Regeneron Pharmaceuticals, Inc., Tarrytown, New York.
Covance Phase 1 Unit, Dallas, Texas.
Diabetes Obes Metab. 2018 Feb;20(2):283-291. doi: 10.1111/dom.13075. Epub 2017 Sep 14.
Glucagon receptor (GCGR) blockers are being investigated as potential therapeutics for type 1 and type 2 diabetes. Here we report the safety, tolerability, pharmacokinetics (PK) and pharmacodynamics (PD) of REGN1193, a fully human glucagon receptor blocking monoclonal antibody from a first-in-human healthy volunteer randomized double-blinded trial.
Healthy men and women received single ascending doses of REGN1193 ranging from 0.05 to 0.6 mg/kg (n = 42) or placebo (n = 14) intravenously. Safety, tolerability and PK were assessed over 106 days. The glucose-lowering effect of REGN1193 was assessed after induction of hyperglycaemia by serial glucagon challenges.
REGN1193 was generally well tolerated. There were small (<3× the upper limit of normal) and transient dose-dependent increases in hepatic aminotransferases. No increase in LDL-C was observed. Hypoglycaemia, assessed as laboratory blood glucose ≤70 mg/dL, occurred in 6/14 (43%) subjects on placebo and 27/42 (57%) on REGN1193 across all dose groups. All episodes of hypoglycaemia were asymptomatic, >50 mg/dL, and did not require treatment or medical assistance. Concentration-time profiles suggest a 2-compartment disposition and marked nonlinearity, consistent with target-mediated clearance. REGN1193 inhibited the glucagon-stimulated glucose increase in a dose-dependent manner. The 0.6 mg/kg dose inhibited the glucagon-induced glucose area under the curve for 0 to 90 minutes (AUC ) by 80% to 90% on days 3 and 15, while blunting the increase in C-peptide. REGN1193 dose-dependently increased total GLP-1, GLP-2 and glucagon, with plasma levels returning to baseline by day 29 in all dose groups.
REGN1193, a GCGR-blocking monoclonal antibody, produced a safety, tolerability and PK/PD profile suitable for further clinical development. The occurrence of transient elevations in serum hepatic aminotransferases observed here and reported with several small molecule glucagon receptor antagonists suggests an on-target effect of glucagon receptor blockade. The underlying mechanism is unknown.

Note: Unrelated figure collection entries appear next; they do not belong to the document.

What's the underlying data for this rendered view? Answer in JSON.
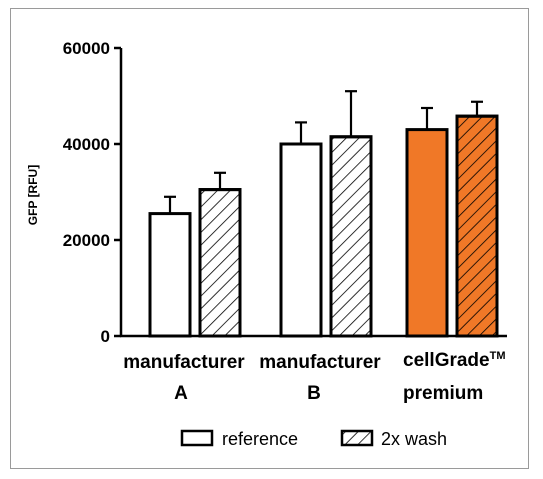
{
  "chart_data": {
    "type": "bar",
    "ylabel": "GFP [RFU]",
    "ylim": [
      0,
      60000
    ],
    "yticks": [
      "0",
      "20000",
      "40000",
      "60000"
    ],
    "categories": [
      {
        "line1": "manufacturer",
        "line2": "A",
        "tm": ""
      },
      {
        "line1": "manufacturer",
        "line2": "B",
        "tm": ""
      },
      {
        "line1": "cellGrade",
        "line2": "premium",
        "tm": "TM"
      }
    ],
    "series": [
      {
        "name": "reference",
        "values": [
          25500,
          40000,
          43000
        ],
        "errors": [
          3500,
          4500,
          4500
        ]
      },
      {
        "name": "2x wash",
        "values": [
          30500,
          41500,
          45800
        ],
        "errors": [
          3500,
          9500,
          3000
        ]
      }
    ],
    "highlight_category": 2,
    "colors": {
      "highlight": "#f07827",
      "default": "#ffffff",
      "stroke": "#000000"
    },
    "legend": {
      "position": "bottom-center"
    },
    "grid": false
  }
}
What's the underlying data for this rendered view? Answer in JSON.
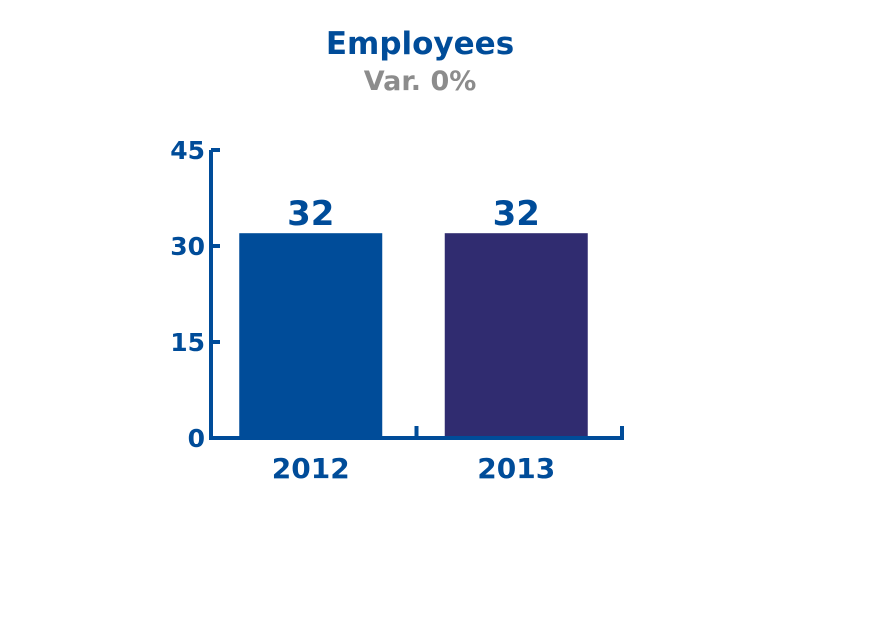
{
  "chart_data": {
    "type": "bar",
    "title": "Employees",
    "subtitle": "Var. 0%",
    "categories": [
      "2012",
      "2013"
    ],
    "values": [
      32,
      32
    ],
    "data_labels": [
      "32",
      "32"
    ],
    "y_ticks": [
      0,
      15,
      30,
      45
    ],
    "ylim": [
      0,
      45
    ],
    "xlabel": "",
    "ylabel": "",
    "grid": false,
    "legend": "none",
    "colors": [
      "#004c99",
      "#302c70"
    ],
    "axis_color": "#004c99"
  }
}
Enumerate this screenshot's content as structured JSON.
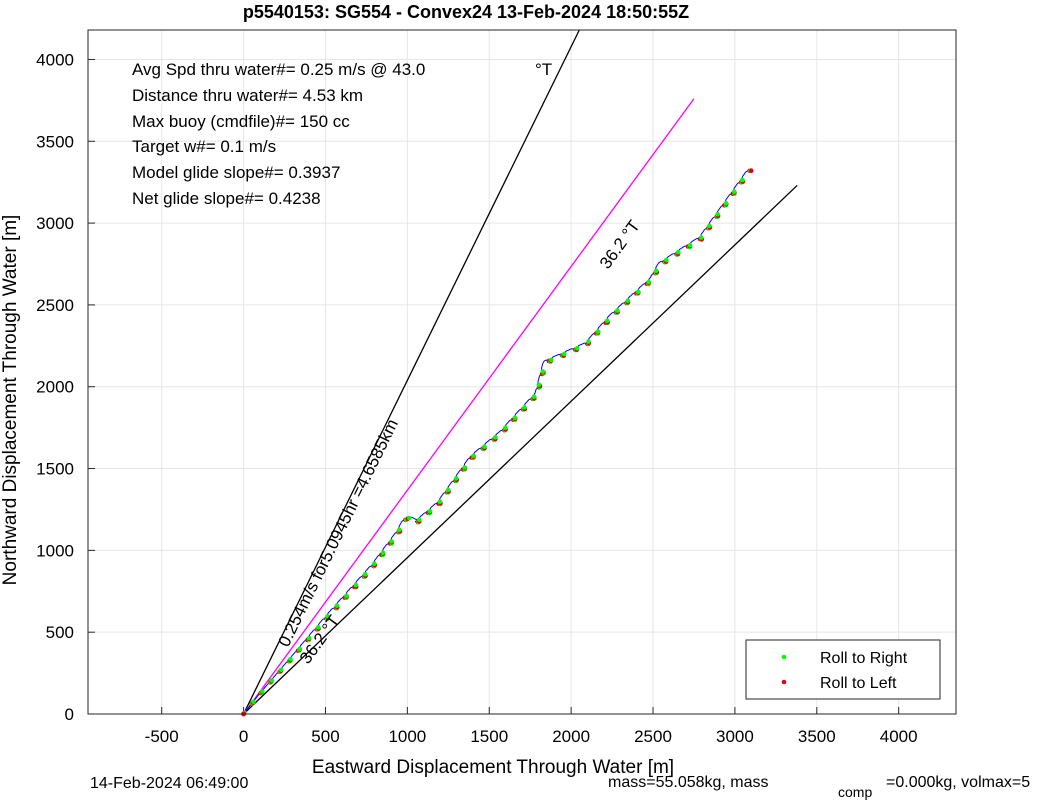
{
  "chart_data": {
    "type": "line",
    "title": "p5540153: SG554 - Convex24 13-Feb-2024 18:50:55Z",
    "xlabel": "Eastward Displacement Through Water [m]",
    "ylabel": "Northward Displacement Through Water [m]",
    "xlim": [
      -950,
      4350
    ],
    "ylim": [
      0,
      4180
    ],
    "xticks": [
      -500,
      0,
      500,
      1000,
      1500,
      2000,
      2500,
      3000,
      3500,
      4000
    ],
    "yticks": [
      0,
      500,
      1000,
      1500,
      2000,
      2500,
      3000,
      3500,
      4000
    ],
    "grid": true,
    "legend_position": "bottom-right",
    "legend": [
      {
        "label": "Roll to Right",
        "color": "#00ff00"
      },
      {
        "label": "Roll to Left",
        "color": "#e0001a"
      }
    ],
    "stats_lines": [
      "Avg Spd thru water#=  0.25 m/s @  43.0",
      "Distance thru water#=  4.53 km",
      "Max buoy (cmdfile)#= 150 cc",
      "Target w#= 0.1 m/s",
      "Model glide slope#= 0.3937",
      "Net glide slope#= 0.4238"
    ],
    "stats_unit": "°T",
    "line_labels": {
      "magenta_heading": "36.2 °T",
      "summary": "0.254m/s for5.0945hr =4.6585km",
      "lower_heading": "36.2 °T"
    },
    "reference_lines": [
      {
        "name": "bound-upper",
        "color": "#000000",
        "points": [
          [
            0,
            0
          ],
          [
            2050,
            4180
          ]
        ]
      },
      {
        "name": "bound-lower",
        "color": "#000000",
        "points": [
          [
            0,
            0
          ],
          [
            3380,
            3230
          ]
        ]
      },
      {
        "name": "heading-line",
        "color": "#ff00ff",
        "points": [
          [
            0,
            0
          ],
          [
            2750,
            3760
          ]
        ]
      }
    ],
    "track": {
      "color": "#0000ff",
      "start": [
        0,
        0
      ],
      "end": [
        3100,
        3320
      ],
      "waypoints": [
        [
          0,
          0
        ],
        [
          100,
          120
        ],
        [
          300,
          340
        ],
        [
          550,
          620
        ],
        [
          800,
          900
        ],
        [
          950,
          1100
        ],
        [
          1000,
          1190
        ],
        [
          1060,
          1160
        ],
        [
          1200,
          1280
        ],
        [
          1400,
          1560
        ],
        [
          1580,
          1710
        ],
        [
          1800,
          1950
        ],
        [
          1850,
          2140
        ],
        [
          2100,
          2250
        ],
        [
          2250,
          2420
        ],
        [
          2500,
          2650
        ],
        [
          2550,
          2740
        ],
        [
          2800,
          2900
        ],
        [
          3000,
          3180
        ],
        [
          3100,
          3320
        ]
      ],
      "wave_amplitude": 38,
      "segments": 54
    }
  },
  "footer": {
    "timestamp": "14-Feb-2024 06:49:00",
    "mass_text": "mass=55.058kg, mass",
    "mass_subscript": "comp",
    "mass_rest": "=0.000kg, volmax=5"
  }
}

胰高血糖素受体(GCGR)阻断剂正在被研究作为 1 型和 2 型糖尿病的潜在治疗方法。在这里,我们报告了 REGN1193 的安全性、耐受性、药代动力学(PK)和药效学(PD),REGN1193 是一种来自首次人体健康志愿者随机双盲试验的全人源胰高血糖素受体阻断单克隆抗体。
健康男性和女性接受了静脉注射的单剂量递增的 REGN1193 剂量范围为 0.05 至 0.6mg/kg(n=42)或安慰剂(n=14)。在 106 天内评估安全性、耐受性和 PK。通过连续给予胰高血糖素挑战诱导高血糖来评估 REGN1193 的降血糖作用。
REGN1193 通常具有良好的耐受性。有小的(<3×正常上限)且短暂的剂量依赖性肝转氨酶升高。未观察到 LDL-C 升高。在安慰剂组中,有 6/14(43%)的受试者和 REGN1193 所有剂量组中 27/42(57%)的受试者出现实验室血糖≤70mg/dL 的低血糖。所有低血糖发作均无症状,>50mg/dL,无需治疗或医疗救助。浓度-时间曲线表明存在 2 隔室分布和明显的非线性,与靶介导清除一致。REGN1193 以剂量依赖性方式抑制胰高血糖素刺激的葡萄糖增加。在第 3 天和第 15 天,0.6mg/kg 剂量抑制胰高血糖素诱导的葡萄糖 0 至 90 分钟 AUC 减少 80%至 90%,同时减弱 C-肽的增加。REGN1193 剂量依赖性地增加总 GLP-1、GLP-2 和胰高血糖素,所有剂量组的血浆水平在 29 天内均恢复到基线。
REGN1193 是一种 GCGR 阻断单克隆抗体,其安全性、耐受性和 PK/PD 特征适合进一步的临床开发。在此处观察到并与几种小分子胰高血糖素受体拮抗剂报告的血清肝转氨酶短暂升高表明胰高血糖素受体阻断的靶标效应。其潜在机制尚不清楚。